By Dennis Oda, Star-Bulletin
The Royal Order of Kapiolani grand cross star, one of
the items to be displayed at the new galleries.



Benefactor
gives Iolani
Palace $300,000

New displays will aim to
draw more visitors

By Mary Adamski
Star-Bulletin

Tapa

The Friends of Iolani Palace have a plan for a livelier museum display which they hope will lure a larger share of island visitors and bring residents back for return visits.

King Kalakaua's gold cigarette case, worn leather wallet and straw boater hat and other items that give a personal glimpse of the last Hawaiian king were shown yesterday as a preview of things to come.

Many artifacts from the monarchy now stored in vaults will be displayed in the palace basement which will be refurbished into exhibition galleries, said Alice Guild, acting managing director.

Visitors will be able to take self-guided tours of the galleries, which will feature state-of-the-art exhibits and rooms that demonstrate original basement use and previously untold stories of palace life.

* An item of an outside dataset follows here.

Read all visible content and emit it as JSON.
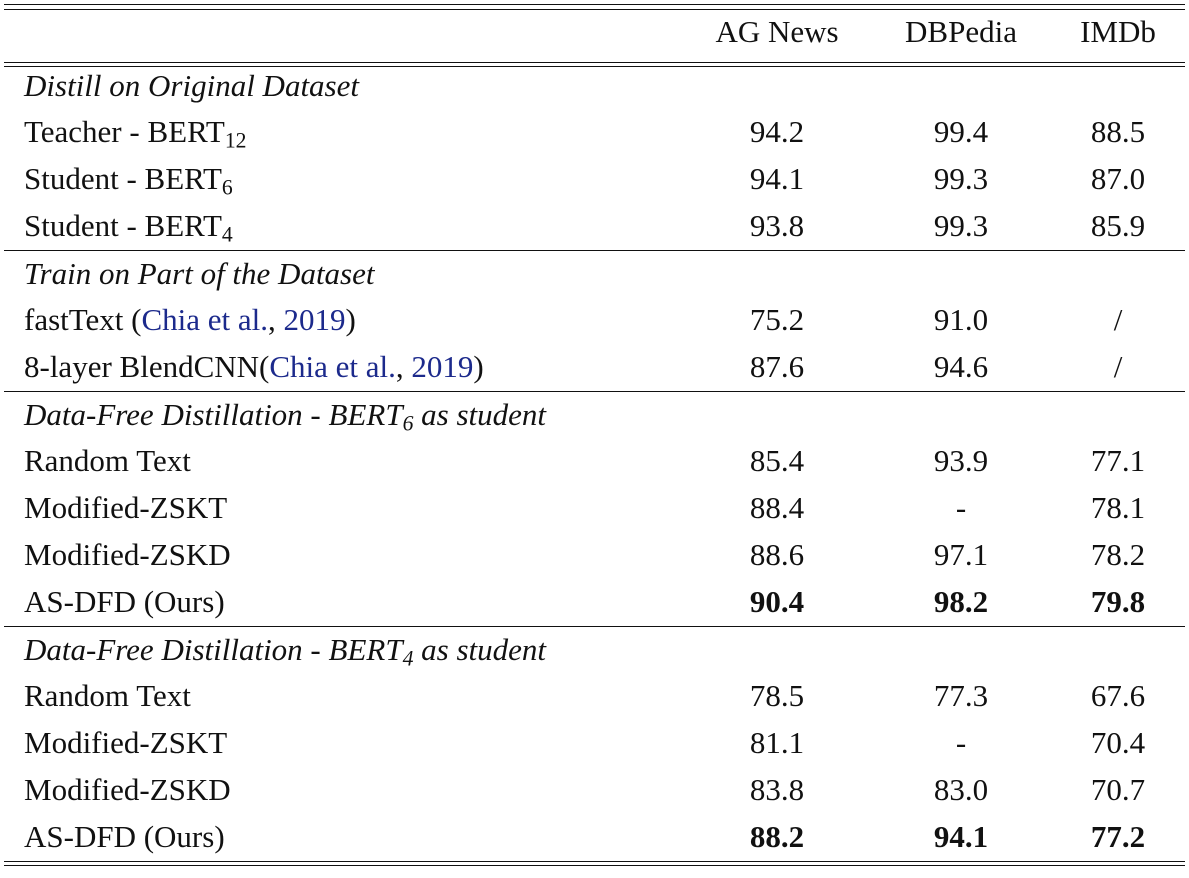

Currently, visitors take structured, docent-guided tours of the two top floors.

Guild announced a $300,000 gift from Muriel MacFarlane Flanders yesterday at a reception for museum supporters.

The Friends of Iolani Palace will seek matching gifts to get the amount needed to plan and build the galleries that are scheduled for opening early in 2000.

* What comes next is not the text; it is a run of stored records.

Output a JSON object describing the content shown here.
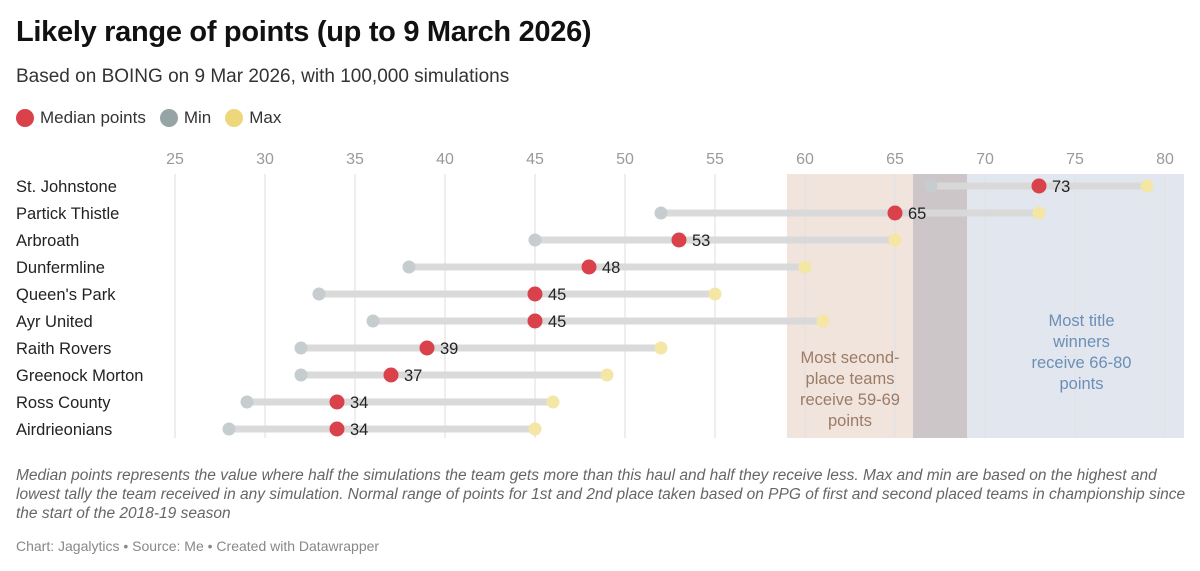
{
  "title": "Likely range of points (up to 9 March 2026)",
  "subtitle": "Based on BOING on 9 Mar 2026, with 100,000 simulations",
  "legend": [
    {
      "label": "Median points",
      "color": "#d9414b"
    },
    {
      "label": "Min",
      "color": "#97a4a6"
    },
    {
      "label": "Max",
      "color": "#ecd77a"
    }
  ],
  "chart_data": {
    "type": "range-dot",
    "title": "Likely range of points (up to 9 March 2026)",
    "subtitle": "Based on BOING on 9 Mar 2026, with 100,000 simulations",
    "xlim": [
      25,
      81
    ],
    "x_ticks": [
      25,
      30,
      35,
      40,
      45,
      50,
      55,
      60,
      65,
      70,
      75,
      80
    ],
    "grid": true,
    "legend_position": "top-left",
    "categories": [
      "St. Johnstone",
      "Partick Thistle",
      "Arbroath",
      "Dunfermline",
      "Queen's Park",
      "Ayr United",
      "Raith Rovers",
      "Greenock Morton",
      "Ross County",
      "Airdrieonians"
    ],
    "series": [
      {
        "name": "Median points",
        "values": [
          73,
          65,
          53,
          48,
          45,
          45,
          39,
          37,
          34,
          34
        ]
      },
      {
        "name": "Min",
        "values": [
          67,
          52,
          45,
          38,
          33,
          36,
          32,
          32,
          29,
          28
        ]
      },
      {
        "name": "Max",
        "values": [
          79,
          73,
          65,
          60,
          55,
          61,
          52,
          49,
          46,
          45
        ]
      }
    ],
    "bands": [
      {
        "label": "Most second-place teams receive 59-69 points",
        "lines": [
          "Most second-",
          "place teams",
          "receive 59-69",
          "points"
        ],
        "range": [
          59,
          69
        ],
        "color": "#f0e4dc",
        "text_color": "#9c7b67"
      },
      {
        "label": "Most title winners receive 66-80 points",
        "lines": [
          "Most title",
          "winners",
          "receive 66-80",
          "points"
        ],
        "range": [
          66,
          81
        ],
        "color": "#e1e6ef",
        "text_color": "#6c8fb6"
      }
    ],
    "overlap_color": "#cdc6c8"
  },
  "notes": "Median points represents the value where half the simulations the team gets more than this haul and half they receive less. Max and min are based on the highest and lowest tally the team received in any simulation. Normal range of points for 1st and 2nd place taken based on PPG of first and second placed teams in championship since the start of the 2018-19 season",
  "footer": "Chart: Jagalytics • Source: Me • Created with Datawrapper"
}
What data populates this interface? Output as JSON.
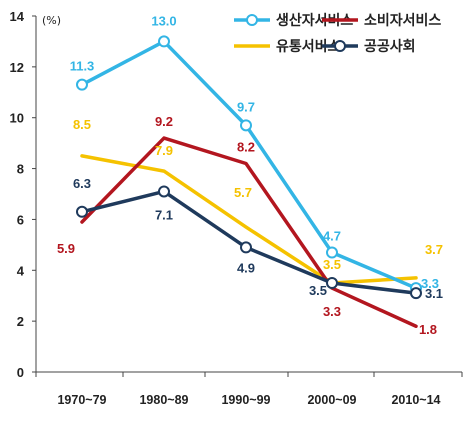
{
  "chart_data": {
    "type": "line",
    "unit_label": "(%)",
    "categories": [
      "1970~79",
      "1980~89",
      "1990~99",
      "2000~09",
      "2010~14"
    ],
    "ylim": [
      0,
      14
    ],
    "yticks": [
      0,
      2,
      4,
      6,
      8,
      10,
      12,
      14
    ],
    "legend_position": "top-right",
    "series": [
      {
        "name": "생산자서비스",
        "color": "#33b5e5",
        "marker": "open-circle",
        "values": [
          11.3,
          13.0,
          9.7,
          4.7,
          3.3
        ],
        "labels": [
          "11.3",
          "13.0",
          "9.7",
          "4.7",
          "3.3"
        ]
      },
      {
        "name": "소비자서비스",
        "color": "#b3161f",
        "marker": "none",
        "values": [
          5.9,
          9.2,
          8.2,
          3.3,
          1.8
        ],
        "labels": [
          "5.9",
          "9.2",
          "8.2",
          "3.3",
          "1.8"
        ]
      },
      {
        "name": "유통서비스",
        "color": "#f5c200",
        "marker": "none",
        "values": [
          8.5,
          7.9,
          5.7,
          3.5,
          3.7
        ],
        "labels": [
          "8.5",
          "7.9",
          "5.7",
          "3.5",
          "3.7"
        ]
      },
      {
        "name": "공공사회",
        "color": "#1f3a5c",
        "marker": "open-circle",
        "values": [
          6.3,
          7.1,
          4.9,
          3.5,
          3.1
        ],
        "labels": [
          "6.3",
          "7.1",
          "4.9",
          "3.5",
          "3.1"
        ]
      }
    ]
  }
}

"If everyone who reads or hears about this would want to send in a dollar, it would meet the goal," said Flanders. "People would feel they had a stake in the palace and it would put it on the way toward self-sustaining status."


By Dennis Oda, Star-Bulletin
Philanthropist Muriel MacFarlane Flanders
donated $300,000 to Iolani Palace.



As of July, the state no longer subsidizes operation of the palace. The palace is visited by only 72,000 people a year, compared to 1.4 million visitors to the Arizona Memorial.

"When the state had to withdraw, it just seemed urgent to get it on a sound basis," said Flanders. "If we can follow through, there can be a steady revenue.

"I was thinking about how the palace was 30 years ago, when the Legislature met there and everything was falling to pieces." Flanders, 88, a granddaughter of Ewa sugar pioneer James Campbell, has been with Friends of Iolani Palace since it was formed to lead restoration and operation of the palace as a museum. She gave a $100,000 gift to the organization last year. She is Guild's mother.

Flanders was named Philanthropist of the Year last week by the Hawaii branch of the National Association of Fundraising Executives. Among other causes, she is a benefactor of the Outrigger Duke Kahanamoku Foundation, which presents athletic scholarships, and she is memorialized on a plaque at Diamond Head for her contribution that provided landscaping and development of a rest area for hikers and runners.


By Dennis Oda, Star-Bulletin
King Kalakaua's digital pocket watch from 1887.



The accent was on the positive at the Friends of Iolani Palace's reception yesterday with no public mention made of the negative publicity of the past few months. Longtime palace curator and managing director Jim Bartels resigned in June because of differences with board leadership. Abigail Kawananakoa was removed as president in August in a turmoil that started when she sat on the palace throne for an April photography session for Life magazine. Bishop Museum conservators repaired damaged threads on the 115-year-old throne.

Guild said the first request for applicants went out yesterday from the search committee convened to seek a new managing director. The board has hired museum consultant Barnes Riznik to aid it in a process of "rethinking policies," she said. She unveiled a new mission statement which the board of directors approved last month. The exhibition galleries will showcase the crown jewels of the last Hawaiian monarchs including the crowns, scepter and sword of state now on display in the throne room. Medals presented by the monarchs and personal jewelry will be shown, as will kahili and ancient featherwork, calabashes, clothing and china, crystal and silver.

The items displayed in the museum offices yesterday included jewelry given to Queen Kapiolani by the King of Siam, and Queen Liliuokalani's lace and mother-of-pearl fan.

"There are some things in the collection that have only been seen by the royalty and their close acquaintances," said Jean Stevens, acquisition chairwoman.

A recent acquisition on display was blue-edged dinner plates from Kalakaua's era which were given by a mainland man after he saw the cable television "Treasures" series feature on Iolani Palace. Also, there were 990 pieces of stationary from the monarchy which a local resident recently gave the museum.